I’m here to learn self-love.
I’m here to teach self-love. To myself first.
I cried this morning as I wrote these words, as they came out of me.
I have a lot to learn. I have lived in self-judgement for a long time. Embroiled in the fake narratives of my mind.
Most people tell me that I am very confident. At times I wondered if that was a façade I’d built to hide my inner critic. But now I know that it’s my nature. It’s who I really am—beyond the limited and limiting stories my mind has been spider-webbing for years.
The heart knows the truth. Always.
It’s the mind that tends to illusions.
The mind—the home of the ego.
The ego—the conduit of fear and limitation.
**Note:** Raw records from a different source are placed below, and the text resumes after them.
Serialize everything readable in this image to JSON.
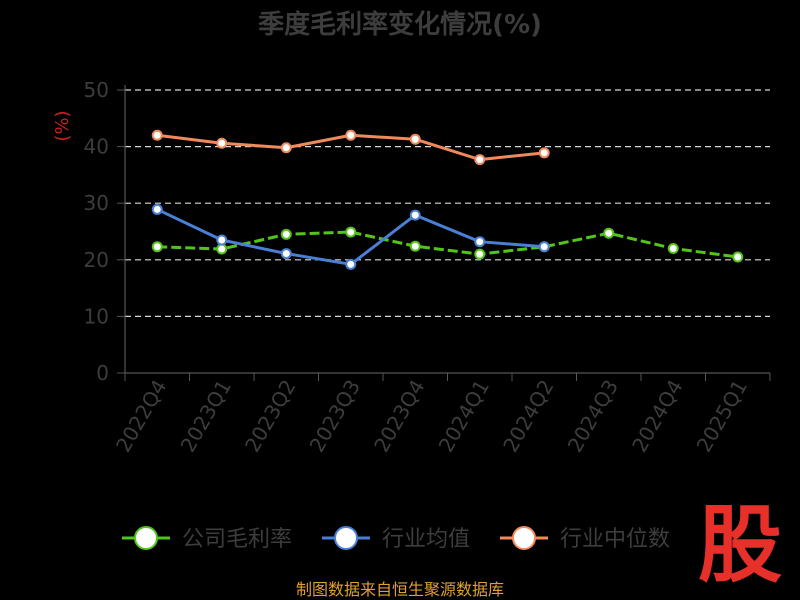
{
  "chart_data": {
    "type": "line",
    "title": "季度毛利率变化情况(%)",
    "ylabel": "(%)",
    "xlabel": "",
    "categories": [
      "2022Q4",
      "2023Q1",
      "2023Q2",
      "2023Q3",
      "2023Q4",
      "2024Q1",
      "2024Q2",
      "2024Q3",
      "2024Q4",
      "2025Q1"
    ],
    "ylim": [
      0,
      50
    ],
    "yticks": [
      0,
      10,
      20,
      30,
      40,
      50
    ],
    "grid": true,
    "legend_position": "bottom",
    "series": [
      {
        "name": "公司毛利率",
        "color": "#52c41a",
        "style": "dashed",
        "values": [
          22.3,
          21.9,
          24.5,
          24.9,
          22.4,
          21.0,
          22.3,
          24.7,
          22.0,
          20.5
        ]
      },
      {
        "name": "行业均值",
        "color": "#4a7fd6",
        "style": "solid",
        "values": [
          28.9,
          23.5,
          21.1,
          19.2,
          27.9,
          23.2,
          22.3,
          null,
          null,
          null
        ]
      },
      {
        "name": "行业中位数",
        "color": "#f08a5d",
        "style": "solid",
        "values": [
          42.0,
          40.6,
          39.8,
          42.0,
          41.3,
          37.7,
          38.9,
          null,
          null,
          null
        ]
      }
    ]
  },
  "footer": {
    "source": "制图数据来自恒生聚源数据库"
  },
  "logo": {
    "text": "股",
    "color": "#e8302a"
  }
}
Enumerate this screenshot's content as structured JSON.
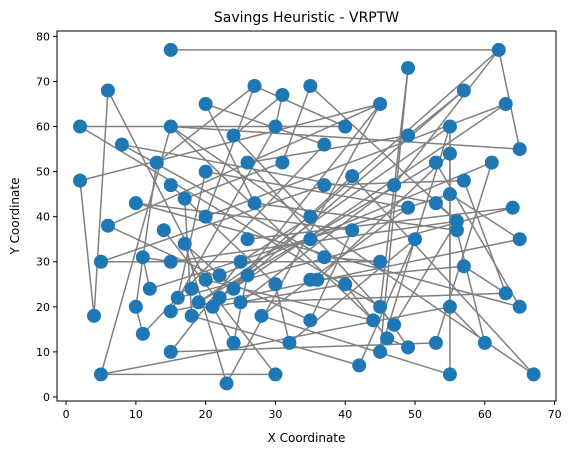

The ego comes from fear, always. Because it’s fictitious. It’s a story. An abstraction of reality, not reality itself—much like the word “sky” is not what we see when we look up, but a representation of it.
Signifié et significant, Saussure called them.
Signified and signifier.
The ego is the signifier, pointing to the stories we have about ourselves, not to who we really are.
I know the truth of who I am not when I search my mind, but when I silence it.
When I hear with the heart and speak with the eyes.
When I love the unlovable, and know that it, too, is lovable.
When I can be with myself, my inner critic, the fear of failure, and all the narratives of not-enoughness.
When I know that self-judgement is at times the best way I know how to love myself.